Giter Club home page Giter Club logo

rpm-lockfile-prototype's Introduction

What is this?

This repo contains a proof-of-concept tool that implements most of the requirements for KONFLUX-2110.

There are no stability guarantees.

The output should generally be compatible with what is being implemented in cachi2, but there are some differences, like adding additional sourcerpm key for binary packages to make it easier to map the package to corresponding source.

Installation

Install with pip directly from Git:

$ pip install --user https://github.com/konflux-ci/rpm-lockfile-prototype/archive/refs/heads/main.zip

Or latest released version:

$ pip install --user https://github.com/konflux-ci/rpm-lockfile-prototype/archive/refs/tags/v0.4.0.tar.gz

How to run this from git

The tool requires on dnf libraries, which are painful to get into virtual environment. Enabling system packages makes it easier.

Additionally, the tool requires skopeo and rpm to be available on the system.

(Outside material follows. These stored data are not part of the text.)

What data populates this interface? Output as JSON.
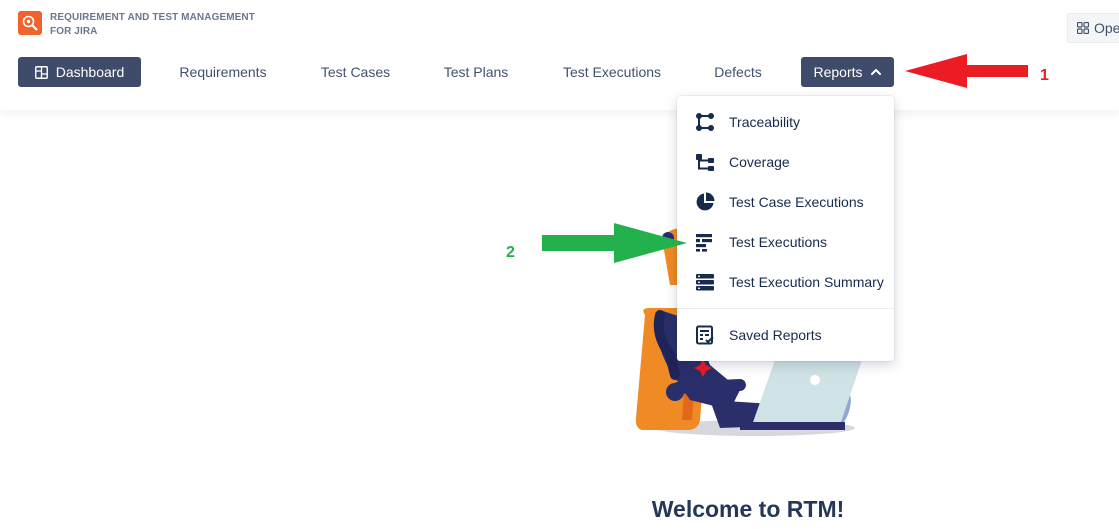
{
  "app": {
    "title": "REQUIREMENT AND TEST MANAGEMENT FOR JIRA",
    "open_label": "Ope"
  },
  "nav": {
    "dashboard": "Dashboard",
    "requirements": "Requirements",
    "test_cases": "Test Cases",
    "test_plans": "Test Plans",
    "test_executions": "Test Executions",
    "defects": "Defects",
    "reports": "Reports"
  },
  "reports_menu": {
    "items": [
      {
        "label": "Traceability",
        "icon": "traceability-icon"
      },
      {
        "label": "Coverage",
        "icon": "coverage-icon"
      },
      {
        "label": "Test Case Executions",
        "icon": "pie-chart-icon"
      },
      {
        "label": "Test Executions",
        "icon": "bars-icon"
      },
      {
        "label": "Test Execution Summary",
        "icon": "list-icon"
      },
      {
        "label": "Saved Reports",
        "icon": "saved-report-icon"
      }
    ]
  },
  "annotations": {
    "step_1": "1",
    "step_2": "2"
  },
  "main": {
    "welcome": "Welcome to RTM!"
  },
  "colors": {
    "nav_active_bg": "#3e4b6a",
    "brand": "#f0632a",
    "arrow_red": "#ec1c24",
    "arrow_green": "#22b14c"
  }
}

$ python -m venv venv --system-site-packages
$ . venv/bin/activate
(venv) $ python -m pip install -e .
(venv) $ rpm-lockfile-prototype --help
usage: rpm-lockfile-prototype [-h]
                              [-f CONTAINERFILE | --image IMAGE | --local-system | --bare | --rpm-ostree-treefile RPM_OSTREE_TREEFILE]
                              [--flatpak] [--debug] [--arch ARCH] [--outfile OUTFILE]
                              [--print-schema] [--allowerasing]
                              INPUT_FILE

positional arguments:
  INPUT_FILE

options:
  -h, --help            show this help message and exit
  -f CONTAINERFILE, --containerfile CONTAINERFILE
                        Load installed packages from base image specified in
                        Containerfile and make them available during dependency
                        resolution.
  --image IMAGE         Use rpmdb from the given image.
  --local-system        Resolve dependencies for current system.
  --bare                Resolve dependencies as if nothing is installed in the target
                        system.
  --rpm-ostree-treefile RPM_OSTREE_TREEFILE
  --flatpak             Determine the set of packages from the flatpak: section of
                        container.yaml.
  --debug
  --arch ARCH           Run the resolution for this architecture. Can be specified
                        multiple times.
  --outfile OUTFILE
  --print-schema        Print schema for the input file to stdout.
  --allowerasing        Allow erasing of installed packages to resolve dependencies.
(venv) $

What's the INPUT_FILE

The input file tells this tool where to look for RPMs and what packages to install. If not specified, rpms.in.yaml from current working directory will be used. It's a yaml file with following structure.

contentOrigin:
  # Define at least one source of packages, but you can have as many as you want.
  repos:
    # List of objects with repoid and baseurl
    - repoid: fedora
      baseurl: https://kojipkgs.fedoraproject.org/compose/rawhide/latest-Fedora-Rawhide/compose/Everything/$basearch/os/
      # You can list any option that would be in .repo file here too.
      # For example sslverify, proxy or excludepkgs might be of interest
  repofiles:
    # Either local path or url pointing to .repo file
    - ./c9s.repo
    - https://example.com/updates.repo
  composes:
    # If your environment uses Compose Tracking Service (https://pagure.io/cts/)
    # and you define environment variable CTS_URL, you can look up repos from
    # composes either by compose ID or by finding latest compose matching some
    # filters. Fedora doesn't use CTS, so the examples are just for illustration
    # and do not work.
    - id: Fedora-Rawhide-20240411.n.0
    - latest:
        release_short: Fedora
        release_version: Rawhide
        release_type: ga
        tag: nightly

packages:
  # list of rpm names to resolve
  - vim-enhanced

reinstallPackages: []
  # list of rpms already provided in the base image, but which should be
  # reinstalled

arches:
  # The list of architectures can be set in the config file. Any `--arch` option set
  # on the command line will override this list.
  - aarch64
  - x86_64

context:
    # Alternative to setting command line options. Usually you will only want
    # to include one of these options, with the exception of `flatpak` that
    # can be combined with `image` and `containerfile`
    image: registry.fedoraproject.org/fedora:latest
    containerfile: Containerfile.fedora
    flatpak: true
    bare: true
    localSystem: true
    rpmOstreeTreefile: centos-bootc/centos-bootc.yaml

What does this do

High-level overview: given a list of packages, repo urls and installed packages, resolve all dependencies for the packages.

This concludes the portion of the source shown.